La Cerisaie
La Cerisaie, d’Anton Tchekhov, mis en scène par tg STAN
Quelle générosité, cette Lioubov Andreevna! Elle sème son argent, au sens propre comme au figuré, et égraine avec la même légèreté ses émotions fantasques et contrastées. Interprétée avec finesse par Jolente de Keesmaeker, un des piliers du collectif anversois tg STAN, elle donne le la à une mise en scène habile et d’une complexité où tout est vacillant.
Ramenée au bercail par sa fille attentionnée, Lioubov revient de Paris dans un sémillant pantalon à rayures sportives et un pull col V un peu mollasson : « J’ai envie de sauter, de faire la folle.
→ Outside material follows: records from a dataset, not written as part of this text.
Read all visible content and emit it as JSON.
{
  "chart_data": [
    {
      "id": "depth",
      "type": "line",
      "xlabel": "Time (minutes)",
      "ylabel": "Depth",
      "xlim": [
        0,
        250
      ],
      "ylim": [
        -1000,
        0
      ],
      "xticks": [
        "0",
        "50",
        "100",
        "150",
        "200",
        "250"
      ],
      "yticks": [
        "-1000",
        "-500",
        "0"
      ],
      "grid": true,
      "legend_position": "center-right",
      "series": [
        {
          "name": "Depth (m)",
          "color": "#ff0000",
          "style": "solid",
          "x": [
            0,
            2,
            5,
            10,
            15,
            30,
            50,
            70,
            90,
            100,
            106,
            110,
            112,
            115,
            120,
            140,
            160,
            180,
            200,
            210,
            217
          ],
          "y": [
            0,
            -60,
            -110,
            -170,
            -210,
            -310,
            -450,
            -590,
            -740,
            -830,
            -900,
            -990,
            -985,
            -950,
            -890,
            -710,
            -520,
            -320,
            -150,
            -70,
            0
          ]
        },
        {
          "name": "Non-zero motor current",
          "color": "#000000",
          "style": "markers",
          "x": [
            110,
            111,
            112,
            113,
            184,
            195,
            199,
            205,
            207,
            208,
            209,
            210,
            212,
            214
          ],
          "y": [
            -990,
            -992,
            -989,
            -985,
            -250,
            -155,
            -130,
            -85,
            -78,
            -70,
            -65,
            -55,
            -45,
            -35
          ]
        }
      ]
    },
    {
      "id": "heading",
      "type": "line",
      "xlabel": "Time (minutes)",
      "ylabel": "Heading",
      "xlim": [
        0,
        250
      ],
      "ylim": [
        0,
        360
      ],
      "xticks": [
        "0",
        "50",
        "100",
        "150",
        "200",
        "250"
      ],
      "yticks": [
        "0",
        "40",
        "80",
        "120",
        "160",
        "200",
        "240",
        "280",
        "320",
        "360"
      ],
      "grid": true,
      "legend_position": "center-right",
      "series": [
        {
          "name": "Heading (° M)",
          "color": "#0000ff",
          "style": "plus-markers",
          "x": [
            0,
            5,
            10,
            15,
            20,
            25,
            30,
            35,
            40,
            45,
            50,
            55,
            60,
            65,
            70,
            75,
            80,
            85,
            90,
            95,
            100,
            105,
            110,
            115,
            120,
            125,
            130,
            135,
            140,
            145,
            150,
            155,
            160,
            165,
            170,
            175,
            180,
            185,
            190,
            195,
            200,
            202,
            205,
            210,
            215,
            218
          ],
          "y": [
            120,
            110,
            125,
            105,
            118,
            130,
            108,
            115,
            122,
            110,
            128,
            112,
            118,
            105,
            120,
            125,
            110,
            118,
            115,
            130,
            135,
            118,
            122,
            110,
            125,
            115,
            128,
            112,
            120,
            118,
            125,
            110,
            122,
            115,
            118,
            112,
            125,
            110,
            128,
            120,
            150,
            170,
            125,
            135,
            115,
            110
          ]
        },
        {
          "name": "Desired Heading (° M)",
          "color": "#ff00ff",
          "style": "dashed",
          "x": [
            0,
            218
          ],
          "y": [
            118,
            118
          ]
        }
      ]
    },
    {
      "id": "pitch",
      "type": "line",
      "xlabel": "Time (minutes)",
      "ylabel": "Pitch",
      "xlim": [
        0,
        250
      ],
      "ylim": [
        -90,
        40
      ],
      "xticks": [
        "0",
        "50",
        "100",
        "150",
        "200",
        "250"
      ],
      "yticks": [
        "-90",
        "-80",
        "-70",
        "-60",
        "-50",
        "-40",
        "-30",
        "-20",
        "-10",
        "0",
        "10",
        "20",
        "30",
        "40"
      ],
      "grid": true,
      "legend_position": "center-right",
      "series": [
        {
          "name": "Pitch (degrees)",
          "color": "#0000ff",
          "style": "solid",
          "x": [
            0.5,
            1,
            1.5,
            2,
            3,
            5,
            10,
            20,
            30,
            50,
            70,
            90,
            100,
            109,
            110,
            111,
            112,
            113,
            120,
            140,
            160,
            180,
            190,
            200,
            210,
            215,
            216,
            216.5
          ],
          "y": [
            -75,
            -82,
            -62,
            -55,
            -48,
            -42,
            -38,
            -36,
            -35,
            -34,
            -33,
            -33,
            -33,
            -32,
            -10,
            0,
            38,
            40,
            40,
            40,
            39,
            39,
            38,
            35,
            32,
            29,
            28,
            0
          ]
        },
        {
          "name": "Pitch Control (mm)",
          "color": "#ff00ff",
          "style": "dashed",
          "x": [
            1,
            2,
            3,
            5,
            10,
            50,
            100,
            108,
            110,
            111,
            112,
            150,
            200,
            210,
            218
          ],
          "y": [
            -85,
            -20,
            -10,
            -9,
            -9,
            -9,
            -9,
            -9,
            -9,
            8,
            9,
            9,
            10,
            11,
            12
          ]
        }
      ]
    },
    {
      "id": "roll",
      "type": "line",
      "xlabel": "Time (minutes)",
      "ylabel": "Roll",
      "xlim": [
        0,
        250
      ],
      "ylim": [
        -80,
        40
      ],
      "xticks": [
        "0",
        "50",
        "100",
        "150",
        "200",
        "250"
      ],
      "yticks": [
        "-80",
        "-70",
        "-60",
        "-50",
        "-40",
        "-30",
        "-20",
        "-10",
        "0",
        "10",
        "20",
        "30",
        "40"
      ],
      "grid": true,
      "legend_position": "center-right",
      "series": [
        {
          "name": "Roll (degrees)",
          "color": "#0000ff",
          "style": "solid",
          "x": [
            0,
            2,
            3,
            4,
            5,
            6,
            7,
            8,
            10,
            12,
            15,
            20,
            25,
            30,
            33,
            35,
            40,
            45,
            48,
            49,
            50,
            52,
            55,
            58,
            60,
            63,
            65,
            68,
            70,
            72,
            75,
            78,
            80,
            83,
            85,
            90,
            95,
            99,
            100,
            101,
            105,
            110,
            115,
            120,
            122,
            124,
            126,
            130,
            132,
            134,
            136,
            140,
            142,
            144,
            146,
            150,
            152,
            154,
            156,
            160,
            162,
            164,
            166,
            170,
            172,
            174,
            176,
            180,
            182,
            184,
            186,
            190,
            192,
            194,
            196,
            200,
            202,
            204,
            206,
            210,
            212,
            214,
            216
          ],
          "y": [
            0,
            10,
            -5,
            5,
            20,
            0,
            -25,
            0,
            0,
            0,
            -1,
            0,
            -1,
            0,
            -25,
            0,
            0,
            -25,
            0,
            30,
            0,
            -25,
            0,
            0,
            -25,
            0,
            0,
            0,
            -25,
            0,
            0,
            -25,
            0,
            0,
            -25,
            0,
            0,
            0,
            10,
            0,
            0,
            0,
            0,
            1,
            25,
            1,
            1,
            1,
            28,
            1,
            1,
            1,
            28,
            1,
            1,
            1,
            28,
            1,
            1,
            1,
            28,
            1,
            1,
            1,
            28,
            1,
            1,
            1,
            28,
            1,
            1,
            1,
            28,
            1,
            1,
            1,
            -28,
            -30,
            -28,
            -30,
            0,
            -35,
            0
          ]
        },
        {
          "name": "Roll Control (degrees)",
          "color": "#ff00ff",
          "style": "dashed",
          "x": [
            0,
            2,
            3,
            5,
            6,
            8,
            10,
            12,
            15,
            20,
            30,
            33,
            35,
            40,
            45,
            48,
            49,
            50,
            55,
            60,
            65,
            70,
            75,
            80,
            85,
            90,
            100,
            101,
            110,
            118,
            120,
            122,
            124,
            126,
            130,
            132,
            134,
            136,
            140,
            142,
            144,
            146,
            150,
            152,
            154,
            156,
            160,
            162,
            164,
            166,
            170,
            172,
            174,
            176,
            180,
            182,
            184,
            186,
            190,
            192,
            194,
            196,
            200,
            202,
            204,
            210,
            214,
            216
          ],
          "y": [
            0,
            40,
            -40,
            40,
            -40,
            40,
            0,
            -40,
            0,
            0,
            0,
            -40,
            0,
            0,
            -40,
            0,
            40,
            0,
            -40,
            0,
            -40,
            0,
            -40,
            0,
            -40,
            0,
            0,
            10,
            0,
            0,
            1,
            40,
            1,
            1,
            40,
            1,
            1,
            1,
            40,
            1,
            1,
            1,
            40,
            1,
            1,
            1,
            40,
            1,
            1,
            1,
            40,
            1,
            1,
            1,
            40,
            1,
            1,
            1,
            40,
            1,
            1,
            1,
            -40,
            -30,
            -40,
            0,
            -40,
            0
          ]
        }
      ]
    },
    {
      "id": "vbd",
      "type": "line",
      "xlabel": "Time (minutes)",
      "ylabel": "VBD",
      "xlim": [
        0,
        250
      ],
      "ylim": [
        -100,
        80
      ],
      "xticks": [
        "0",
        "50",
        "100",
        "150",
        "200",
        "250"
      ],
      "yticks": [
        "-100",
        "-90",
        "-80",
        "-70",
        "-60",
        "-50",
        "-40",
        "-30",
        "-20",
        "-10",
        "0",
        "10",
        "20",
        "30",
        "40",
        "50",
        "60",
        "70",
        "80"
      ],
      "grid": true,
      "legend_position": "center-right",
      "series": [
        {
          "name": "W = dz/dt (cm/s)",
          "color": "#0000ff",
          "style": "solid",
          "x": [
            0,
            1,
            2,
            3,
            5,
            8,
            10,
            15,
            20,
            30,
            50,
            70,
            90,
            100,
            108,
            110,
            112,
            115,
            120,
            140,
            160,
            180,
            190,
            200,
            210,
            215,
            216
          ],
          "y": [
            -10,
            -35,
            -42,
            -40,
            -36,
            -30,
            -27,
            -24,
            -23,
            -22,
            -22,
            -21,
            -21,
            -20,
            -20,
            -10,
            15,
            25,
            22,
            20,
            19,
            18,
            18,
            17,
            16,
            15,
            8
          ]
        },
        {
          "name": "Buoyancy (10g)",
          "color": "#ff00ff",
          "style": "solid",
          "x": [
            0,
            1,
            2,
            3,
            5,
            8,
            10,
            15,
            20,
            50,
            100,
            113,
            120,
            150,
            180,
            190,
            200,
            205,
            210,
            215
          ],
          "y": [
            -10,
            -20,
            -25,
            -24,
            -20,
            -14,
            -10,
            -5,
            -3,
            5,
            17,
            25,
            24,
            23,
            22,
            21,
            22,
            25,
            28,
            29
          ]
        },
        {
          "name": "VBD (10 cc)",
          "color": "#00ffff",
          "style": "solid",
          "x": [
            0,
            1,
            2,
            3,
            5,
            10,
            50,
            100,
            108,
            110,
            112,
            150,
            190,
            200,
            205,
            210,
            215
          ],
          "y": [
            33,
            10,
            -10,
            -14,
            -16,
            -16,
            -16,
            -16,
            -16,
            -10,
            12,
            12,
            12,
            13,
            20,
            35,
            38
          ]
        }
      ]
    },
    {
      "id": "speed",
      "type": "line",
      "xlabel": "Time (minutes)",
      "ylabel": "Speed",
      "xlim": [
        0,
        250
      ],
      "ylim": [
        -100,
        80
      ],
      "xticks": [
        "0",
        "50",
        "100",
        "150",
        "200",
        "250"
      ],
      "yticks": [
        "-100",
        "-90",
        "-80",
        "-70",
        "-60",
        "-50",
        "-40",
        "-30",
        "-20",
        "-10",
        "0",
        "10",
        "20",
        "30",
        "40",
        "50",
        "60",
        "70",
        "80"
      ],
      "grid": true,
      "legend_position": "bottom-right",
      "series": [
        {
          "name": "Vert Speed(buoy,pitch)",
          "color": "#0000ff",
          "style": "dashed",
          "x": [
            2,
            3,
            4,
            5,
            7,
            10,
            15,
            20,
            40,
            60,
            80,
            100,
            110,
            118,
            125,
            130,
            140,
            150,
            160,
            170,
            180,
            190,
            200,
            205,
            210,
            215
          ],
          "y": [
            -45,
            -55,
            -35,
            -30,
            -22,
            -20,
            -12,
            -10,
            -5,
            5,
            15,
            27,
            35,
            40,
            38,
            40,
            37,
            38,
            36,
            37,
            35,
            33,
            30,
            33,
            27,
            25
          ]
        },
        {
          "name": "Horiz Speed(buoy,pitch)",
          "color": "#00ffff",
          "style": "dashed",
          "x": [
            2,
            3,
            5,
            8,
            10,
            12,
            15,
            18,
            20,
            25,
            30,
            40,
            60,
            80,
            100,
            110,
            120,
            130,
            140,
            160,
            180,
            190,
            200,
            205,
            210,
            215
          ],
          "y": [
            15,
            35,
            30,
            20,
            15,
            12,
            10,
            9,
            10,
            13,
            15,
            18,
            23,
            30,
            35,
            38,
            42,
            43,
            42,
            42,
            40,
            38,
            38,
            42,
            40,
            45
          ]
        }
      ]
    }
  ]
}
Et si ce n’était qu’un rêve? ». Arrivé avec la même loufoquerie, son entourage nous fait pressentir que la dernière pièce d’Anton Tchekhov pourrait bien, selon ses désirs, s’avérer « drôle, très drôle ».
Mais, comme ne cesse de le rappeler Lopakhine, ce paysan parvenu campé avec un plaisir contagieux par Frank Vercruyssen, une menace rôde : la vente de la Cerisaie, une propriété familiale elle aussi porteuse de contradictions : locus amoenus, refuge bucolique, elle recèle la nostalgie des joies simples, et le lourd souvenir d’un enfant mort noyé.
C’est justement ce « quelque chose d’effrayant, d’inquiétant » qui a attiré ce collectif aux méthodes inhabituelles, évacuant la figure du metteur en scène pour privilégier l’acteur, la jouissance du jeu et la destruction de l’illusion théâtrale. En écho à la superficie du domaine, le grand plateau dénudé laisse entrevoir ses coulisses. Cerné de stores et de baies vitrées amovibles, il laisse le champ libre aux allées et venues, comme aux menus changements de décor et exhibe la mécanique des inconscients… et du théâtre.
Au gré des quatre actes, un des dix comédiens règle la lumière du temps qui passe-et en parle avec le public- d’autres revêtent à vue le costume d’un nouveau personnage, opèrent les déplacements de mobilier et d’accessoires qui annoncent la triste issue. Pas de grandes répliques lénifiantes, mais des fulgurances savoureuses. Les rôles secondaires, tels l’étudiant, le valet, la gouvernante, ont tous leur moment de grâce. Les répliques sautent du coq à l’âne, au fil bizarre d’une conversation mi-freudienne, mi-absurde. De même, les personnages passent de l’exaltation primesautière, à la mélancolie.
Dans une esthétique proche du cabaret, s’enchaînent des conversations plus ou moins badines, ou empesées, une sérénade à la guitare, une danse électro rougeoyante, libératrice, ou un apéritif raté. Les costumes mêlent un style contemporain assez banal, à quelques audaces : chaussures jaunes, savates, fourrure volumineuse. La vivacité du texte discrètement modernisé, semble illustrée ici par les nombreux tours de passe-passe de Charlotta : fusées, paillettes… et lévitation, autant de métaphores de l’écriture d’Anton Tchekhov. La vie passe avec ses pics d’hystérie, son détachement, son artificialité. L’amour, le mariage et l’argent ne sont pas des plaies si profondes…
La langue française, trouée, aérée par les accents flamand et russe de certains comédiens, possède une savoureuse étrangeté brechtienne. Elle souligne absences, astuces, non-dits… comme cette laisse qui traîne un chien que nous ne verrons jamais, et donne au spectateur le plaisir herméneute de relier les choses et les êtres, de faire naître du sens.
Autre exemple de belle trouvaille: ce « bruit désagréable dans le ciel » signalé par une didascalie. Une chouette? se demandent les personnages. En fait, ici, un projecteur motorisé qui grince ostensiblement là-haut sur une perche. Comme le revolver entraperçu, ce grincement revient, tragique et grotesque. Tg STAN voulait « éviter une représentation dépressive ». Pari gagné: l’énergie est bien ici au service de la subtilité.
Stéphanie Ruffier
Le spectacle s’est joué jusqu’au 20 décembre au Théâtre National de la Colline.